In general, breathing techniques support quality sleep because they slow down your breathing, which increases comfort and relaxation while reducing stress and anxiety, says Martin Seeley, CEO and sleep specialist at Mattress Next Day, a bed , mattress and bedding based in the United Kingdom. accessories retailer. When you plan to calm down the stressors or stress stimuli using the technique of prolonged breathing, your mind can just be calm enough to close your eyes of good quality.
In addition, Raj Dasgupta, MD, FAASM, sleep expert and spokesman for the American Academy of Sleep Medicine, says that deep, calm inhalation through the nose and exhalation through the mouth signals your parasympathetic system, which helps you to calm down. “It’s time to go to sleep.”
When you are not paying attention to your breathing, it can become shorter and faster, which increases your heart rate — and this is not exactly ideal for falling asleep.
According to Rebecca Robbins, PhD, sleep expert at sleep technology company Oura, there is also something to be said for what happens when you are not being fully aware of how you breathe. “Our breathing can be short and fast, which increases our heart rate and creates an unusual pre-sleep state,” he says.
How to practice the technique of prolonged breathing to fall asleep in a few minutes
Start by relaxing in a comfortable position, says Seeley. From there, he suggests inhaling for two seconds through your nose and then exhaling through your mouth for four seconds. For best results, you will want to repeat this for a few minutes.
Once you notice that you are calmer than before lying down, increase the duration of your inhalations to three seconds (still through your nose) and exhale for six seconds (still through your mouth), says Seeley. Keep rehearsing it until you can say it with conviction and confidence. So if you inhale for four seconds, you will exhale for eight.

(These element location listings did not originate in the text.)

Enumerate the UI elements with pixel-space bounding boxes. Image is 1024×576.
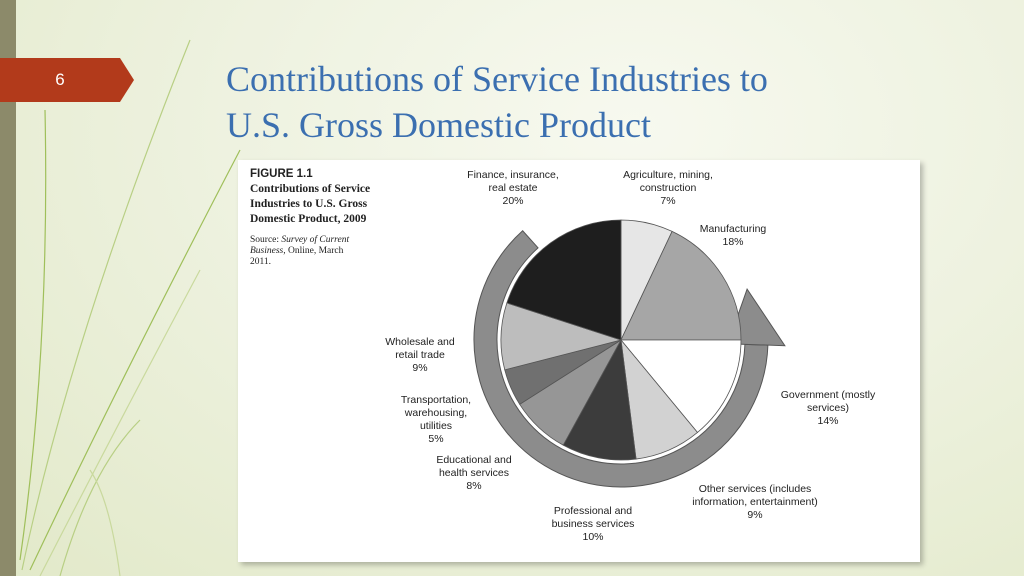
figure-panel: Agriculture, mining, construction 7% Manufa… bbox=[238, 160, 920, 562]
decor-line bbox=[89, 469, 121, 576]
figure-label: FIGURE 1.1 bbox=[250, 168, 313, 180]
figure-title: Contributions of Service Industries to U… bbox=[250, 183, 371, 225]
slice-label: Government (mostly services) 14% bbox=[781, 389, 876, 427]
figure-source-date: Online, March 2011. bbox=[250, 246, 344, 267]
slice-label: Other services (includes information, ent… bbox=[692, 483, 817, 521]
pie-slice bbox=[506, 219, 622, 341]
pie-chart: Agriculture, mining, construction 7% Manufa… bbox=[385, 169, 876, 543]
pie-slice bbox=[620, 230, 742, 341]
page-number: 6 bbox=[55, 70, 65, 89]
slide-title-line: U.S. Gross Domestic Product bbox=[226, 105, 651, 145]
slide-title: Contributions of Service Industries to U… bbox=[226, 56, 946, 148]
decor-line bbox=[19, 109, 47, 561]
slice-label: Educational and health services 8% bbox=[436, 454, 511, 492]
slice-label: Transportation, warehousing, utilities 5% bbox=[401, 394, 471, 445]
slice-label: Finance, insurance, real estate 20% bbox=[467, 169, 559, 207]
slice-label: Manufacturing 18% bbox=[700, 223, 767, 248]
pie-slice bbox=[620, 339, 742, 434]
slide-title-line: Contributions of Service Industries to bbox=[226, 59, 768, 99]
circular-arrow-body bbox=[473, 230, 769, 488]
figure-caption: FIGURE 1.1 Contributions of Service Indu… bbox=[250, 168, 390, 268]
decor-line bbox=[39, 269, 201, 576]
decor-line bbox=[21, 39, 191, 571]
decor-line bbox=[59, 419, 141, 576]
decor-line bbox=[29, 149, 241, 571]
figure-source-prefix: Source: bbox=[250, 235, 282, 245]
figure-source-publication: Survey of Current Business, bbox=[250, 235, 350, 256]
figure-source: Source: Survey of Current Business, Onli… bbox=[250, 235, 362, 268]
slice-label: Professional and business services 10% bbox=[552, 505, 635, 543]
page-number-tab bbox=[0, 58, 134, 102]
pie-slice bbox=[562, 338, 637, 461]
slice-label: Agriculture, mining, construction 7% bbox=[623, 169, 713, 207]
left-accent-bar bbox=[0, 0, 16, 576]
slice-label: Wholesale and retail trade 9% bbox=[385, 336, 455, 374]
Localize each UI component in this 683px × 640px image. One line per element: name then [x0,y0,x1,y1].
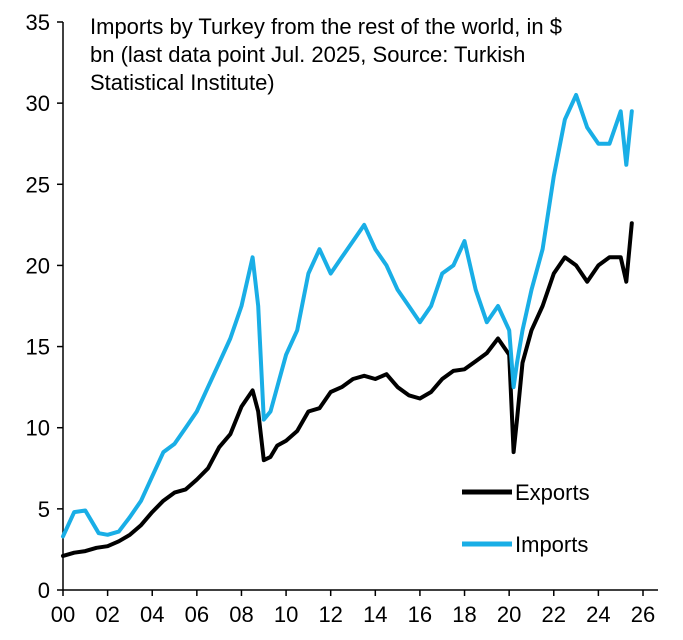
y-tick-label: 0 [38,578,50,603]
y-tick-label: 30 [26,91,50,116]
x-tick-label: 22 [542,602,566,627]
x-tick-label: 04 [140,602,164,627]
series-line-exports [61,221,634,558]
x-tick-label: 18 [452,602,476,627]
x-tick-label: 10 [274,602,298,627]
x-tick-label: 00 [51,602,75,627]
x-tick-label: 02 [95,602,119,627]
y-tick-label: 5 [38,497,50,522]
x-tick-label: 16 [408,602,432,627]
x-tick-label: 12 [318,602,342,627]
x-tick-label: 06 [185,602,209,627]
legend-label-imports: Imports [515,532,588,557]
x-tick-label: 26 [631,602,655,627]
chart-title-line: Imports by Turkey from the rest of the w… [90,14,562,39]
x-tick-label: 08 [229,602,253,627]
chart-title-line: bn (last data point Jul. 2025, Source: T… [90,42,525,67]
x-tick-label: 24 [586,602,610,627]
legend: Exports Imports [462,480,590,557]
y-tick-label: 20 [26,253,50,278]
x-tick-label: 14 [363,602,387,627]
y-tick-label: 10 [26,416,50,441]
legend-label-exports: Exports [515,480,590,505]
y-tick-label: 35 [26,10,50,35]
chart-title: Imports by Turkey from the rest of the w… [90,14,562,95]
x-tick-label: 20 [497,602,521,627]
y-tick-label: 25 [26,172,50,197]
plot-area [61,93,634,558]
y-tick-label: 15 [26,335,50,360]
axes: 0 5 10 15 20 25 30 35 00 02 04 06 08 10 12 14 16 18 20 22 24… [26,10,658,627]
series-line-imports [61,93,634,539]
chart-title-line: Statistical Institute) [90,70,275,95]
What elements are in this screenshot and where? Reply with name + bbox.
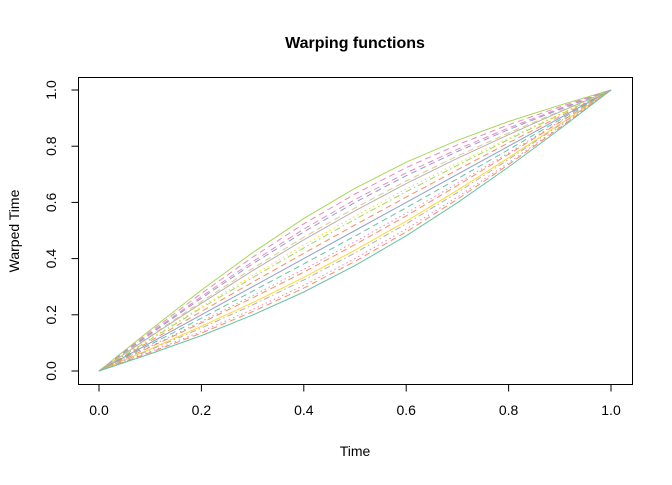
warping-curve-13 <box>98 89 612 372</box>
chart-title: Warping functions <box>285 35 425 52</box>
x-tick-label: 0.0 <box>89 402 109 418</box>
warping-curve-1 <box>98 89 612 372</box>
warping-curve-8 <box>98 89 612 372</box>
warping-curve-10 <box>98 89 612 372</box>
warping-curve-17 <box>98 89 612 372</box>
warping-curve-2 <box>98 89 612 372</box>
warping-curve-5 <box>98 89 612 372</box>
y-axis-label: Warped Time <box>6 189 22 272</box>
y-tick-label: 0.2 <box>43 305 59 325</box>
warping-curve-16 <box>98 89 612 372</box>
y-tick-label: 0.4 <box>43 249 59 269</box>
y-tick-label: 0.0 <box>43 361 59 381</box>
y-tick-label: 0.6 <box>43 192 59 212</box>
warping-curve-11 <box>98 89 612 372</box>
y-tick-label: 0.8 <box>43 136 59 156</box>
x-tick-label: 0.6 <box>396 402 416 418</box>
x-axis-label: Time <box>340 443 371 459</box>
series-lines <box>98 89 612 372</box>
warping-curve-12 <box>98 89 612 372</box>
warping-curve-6 <box>98 89 612 372</box>
y-tick-label: 1.0 <box>43 80 59 100</box>
warping-curve-15 <box>98 89 612 372</box>
y-axis: 0.0 0.2 0.4 0.6 0.8 1.0 <box>43 80 79 381</box>
x-tick-label: 0.8 <box>499 402 519 418</box>
x-axis: 0.0 0.2 0.4 0.6 0.8 1.0 <box>89 384 621 418</box>
warping-curve-18 <box>98 89 612 372</box>
x-tick-label: 0.4 <box>294 402 314 418</box>
warping-curve-14 <box>98 89 612 372</box>
warping-curve-4 <box>98 89 612 372</box>
x-tick-label: 1.0 <box>601 402 621 418</box>
warping-curve-9 <box>98 89 612 372</box>
warping-curve-3 <box>98 89 612 372</box>
x-tick-label: 0.2 <box>192 402 212 418</box>
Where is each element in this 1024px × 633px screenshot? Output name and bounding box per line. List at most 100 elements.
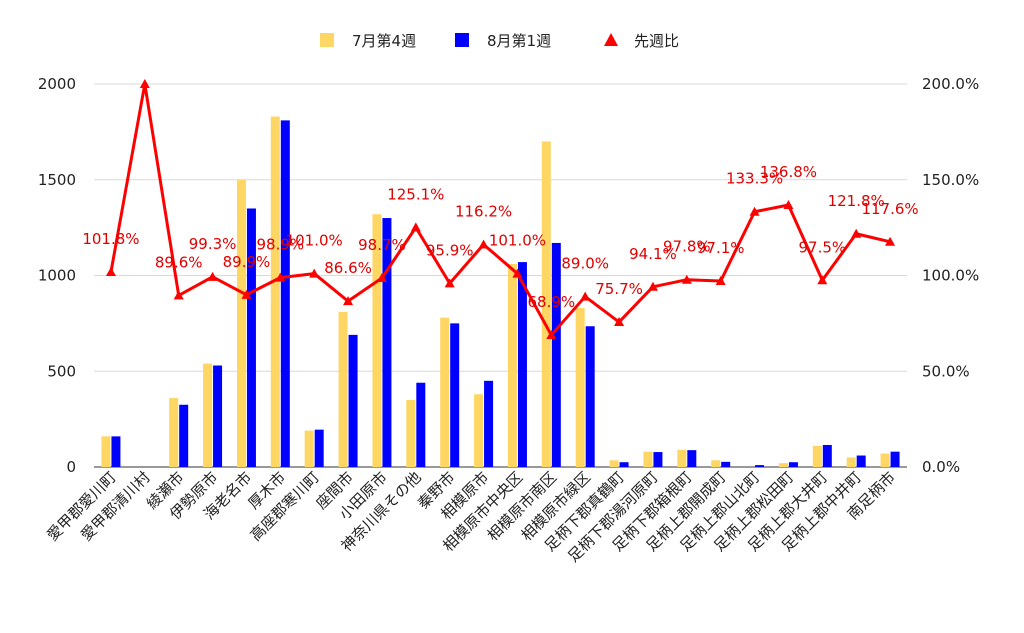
bar-8w1 — [246, 208, 256, 467]
ratio-data-label: 101.0% — [286, 232, 343, 250]
y-tick-label-left: 500 — [47, 362, 76, 380]
bar-8w1 — [687, 450, 697, 467]
y-tick-label-right: 150.0% — [922, 171, 979, 189]
bar-8w1 — [382, 218, 392, 467]
y-tick-label-right: 0.0% — [922, 458, 960, 476]
ratio-data-label: 99.3% — [189, 235, 237, 253]
bar-8w1 — [721, 461, 731, 467]
ratio-marker — [376, 272, 387, 282]
ratio-data-label: 89.6% — [155, 253, 203, 271]
bars — [101, 116, 900, 468]
legend-label-ratio: 先週比 — [634, 32, 679, 50]
ratio-data-label: 97.8% — [663, 238, 711, 256]
y-tick-label-left: 1000 — [38, 267, 76, 285]
y-tick-label-left: 0 — [66, 458, 76, 476]
bar-7w4 — [101, 436, 111, 467]
bar-7w4 — [880, 453, 890, 467]
bar-8w1 — [788, 462, 798, 467]
legend-swatch-7w4 — [320, 33, 334, 47]
bar-8w1 — [551, 242, 561, 467]
ratio-data-label: 121.8% — [828, 192, 885, 210]
ratio-marker — [614, 317, 625, 327]
legend-label-8w1: 8月第1週 — [487, 32, 551, 50]
bar-7w4 — [440, 317, 450, 467]
bar-7w4 — [643, 451, 653, 467]
ratio-marker — [817, 275, 828, 285]
ratio-line-path — [109, 82, 891, 337]
ratio-marker — [343, 296, 354, 306]
bar-7w4 — [169, 398, 179, 467]
ratio-marker — [478, 239, 489, 249]
ratio-marker — [580, 291, 591, 301]
ratio-data-label: 98.7% — [358, 236, 406, 254]
ratio-data-label: 75.7% — [595, 280, 643, 298]
bar-8w1 — [822, 444, 832, 467]
bar-7w4 — [711, 460, 721, 467]
legend-label-7w4: 7月第4週 — [352, 32, 416, 50]
gridlines — [94, 83, 907, 468]
ratio-marker — [309, 268, 320, 278]
legend-swatch-8w1 — [455, 33, 469, 47]
ratio-data-label: 101.0% — [489, 232, 546, 250]
bar-7w4 — [304, 430, 314, 467]
ratio-data-label: 101.8% — [82, 230, 139, 248]
ratio-marker — [783, 200, 794, 210]
bar-7w4 — [575, 308, 585, 467]
bar-8w1 — [416, 382, 426, 467]
ratio-data-label: 136.8% — [760, 163, 817, 181]
ratio-data-label: 117.6% — [861, 200, 918, 218]
ratio-labels: 101.8%89.6%99.3%89.9%98.9%101.0%86.6%98.… — [82, 163, 918, 311]
bar-8w1 — [856, 455, 866, 467]
bar-8w1 — [213, 365, 223, 467]
y-tick-label-left: 2000 — [38, 75, 76, 93]
bar-8w1 — [619, 462, 629, 467]
y-axis-right: 0.0% 50.0% 100.0% 150.0% 200.0% — [922, 75, 979, 476]
ratio-marker — [681, 274, 692, 284]
ratio-marker — [173, 290, 184, 300]
ratio-line — [105, 79, 896, 340]
ratio-marker — [105, 267, 116, 277]
ratio-marker — [749, 206, 760, 216]
bar-7w4 — [846, 457, 856, 467]
ratio-marker — [512, 268, 523, 278]
bar-7w4 — [372, 214, 382, 467]
bar-7w4 — [609, 460, 619, 467]
bar-7w4 — [507, 264, 517, 467]
ratio-data-label: 86.6% — [324, 259, 372, 277]
y-axis-left: 0 500 1000 1500 2000 — [38, 75, 76, 476]
bar-8w1 — [348, 334, 358, 467]
bar-7w4 — [270, 116, 280, 468]
bar-7w4 — [338, 311, 348, 467]
bar-7w4 — [474, 394, 484, 467]
ratio-marker — [885, 236, 896, 246]
legend-marker-ratio — [604, 33, 618, 46]
ratio-data-label: 95.9% — [426, 241, 474, 259]
bar-7w4 — [677, 449, 687, 467]
legend: 7月第4週 8月第1週 先週比 — [320, 32, 679, 50]
x-axis: 愛甲郡愛川町愛甲郡清川村綾瀬市伊勢原市海老名市厚木市高座郡寒川町座間市小田原市神… — [43, 468, 899, 566]
bar-8w1 — [280, 120, 290, 467]
ratio-marker — [207, 271, 218, 281]
bar-8w1 — [585, 326, 595, 467]
ratio-data-label: 98.9% — [256, 236, 304, 254]
bar-8w1 — [890, 451, 900, 467]
ratio-data-label: 89.0% — [561, 255, 609, 273]
ratio-data-label: 89.9% — [223, 253, 271, 271]
y-tick-label-left: 1500 — [38, 171, 76, 189]
bar-8w1 — [517, 262, 527, 467]
ratio-marker — [410, 222, 421, 232]
ratio-marker — [647, 281, 658, 291]
ratio-data-label: 97.5% — [798, 238, 846, 256]
bar-7w4 — [203, 363, 213, 467]
bar-8w1 — [484, 380, 494, 467]
bar-8w1 — [111, 436, 121, 467]
bar-7w4 — [812, 445, 822, 467]
ratio-marker — [139, 79, 150, 88]
ratio-marker — [546, 330, 557, 340]
bar-7w4 — [541, 141, 551, 467]
y-tick-label-right: 100.0% — [922, 267, 979, 285]
ratio-data-label: 116.2% — [455, 202, 512, 220]
ratio-marker — [444, 278, 455, 288]
y-tick-label-right: 50.0% — [922, 362, 970, 380]
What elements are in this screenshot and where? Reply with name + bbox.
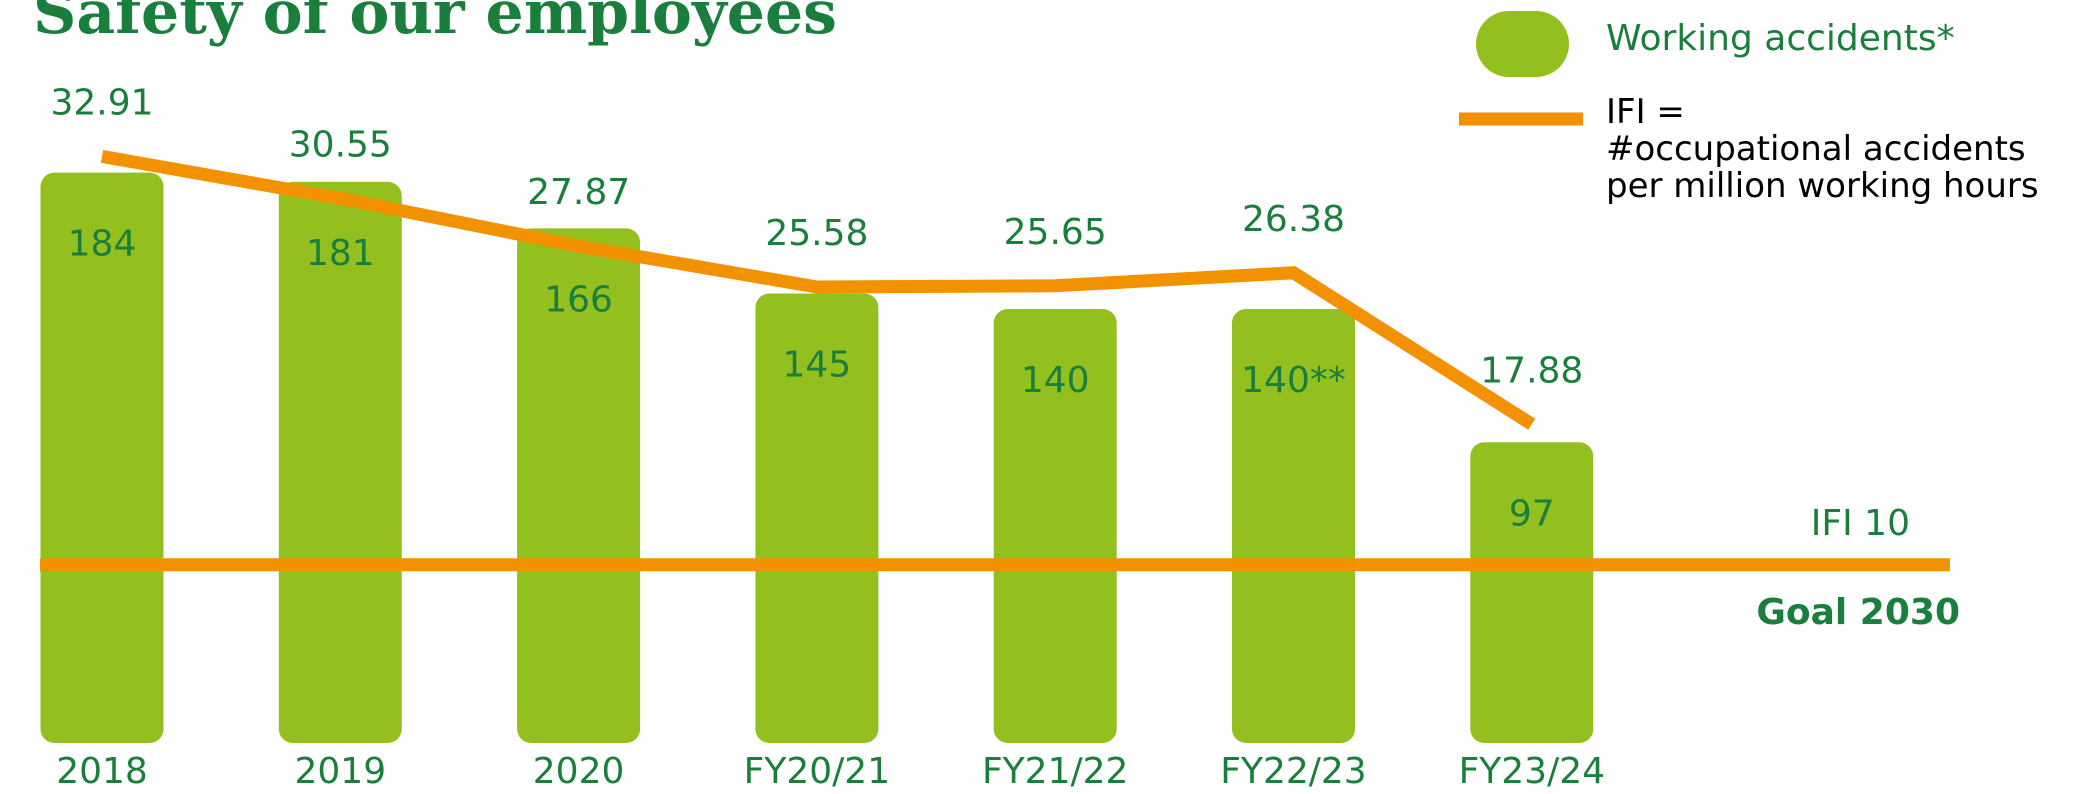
line-value-label: 26.38 [1242,199,1345,240]
bar-value-label: 145 [783,345,852,386]
x-tick-label: 2018 [56,751,148,792]
bar-value-label: 181 [306,233,375,274]
legend-swatch [1476,11,1569,77]
legend-label: IFI = #occupational accidents per millio… [1606,94,2039,206]
bar [517,228,641,743]
line-value-label: 17.88 [1480,350,1583,391]
goal-text: Goal 2030 [1756,592,1960,633]
line-value-label: 25.58 [765,213,868,254]
ifi-line [100,149,1536,430]
bar [1232,309,1355,743]
x-tick-label: FY21/22 [982,751,1128,792]
bar [40,172,164,744]
bar-value-label: 97 [1509,493,1555,534]
bar [1470,442,1594,743]
bar [993,309,1117,743]
bar [755,293,879,743]
x-tick-label: 2019 [294,751,386,792]
line-value-label: 30.55 [289,124,392,165]
x-tick-label: FY22/23 [1220,751,1366,792]
legend-label: Working accidents* [1606,18,1955,59]
line-value-label: 27.87 [527,172,630,213]
bar-value-label: 140** [1241,360,1346,401]
bar-value-label: 140 [1021,360,1090,401]
x-tick-label: 2020 [533,751,625,792]
bar-value-label: 166 [544,279,613,320]
line-value-label: 25.65 [1004,212,1107,253]
x-tick-label: FY23/24 [1459,751,1605,792]
legend-label-box: IFI = #occupational accidents per millio… [1606,94,2039,206]
bar-value-label: 184 [68,224,137,265]
line-value-label: 32.91 [50,82,153,123]
chart-title: Safety of our employees [33,0,837,48]
goal-label: IFI 10 [1811,503,1910,544]
x-tick-label: FY20/21 [744,751,890,792]
bar [278,181,402,743]
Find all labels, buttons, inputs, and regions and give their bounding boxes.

If it is an inhalation of five seconds, you will have an exhalation of 10 seconds.
That said, “look out for your own abilities,” says Seeley. “If you extend your exhalation more than your capacity allows, your body will go into survival mode,” which can negate the work you are trying to do. To avoid this, start slowly and measure how long you can inhale and exhale.
The reason for double exhalation is that practicing the technique of prolonged breathing to help you fall asleep earlier has to do with checking your breath. The benefits of this technique are at their peak when you deliberately breathe in this way to calm down.
In addition, says Dr. Robbins, “adding the complexity of ‘inside for two and outside for four’ helps us focus on breathing and keeps our thoughts away.” So, the next time you feel that you can not sleep due to anxious thoughts or any other reason, try the technique of prolonged breathing to see if it works for you.
Are you looking for other ways to fall asleep faster? Watch this video to get a recipe for herbal tea that will help you snuggle up as a baby.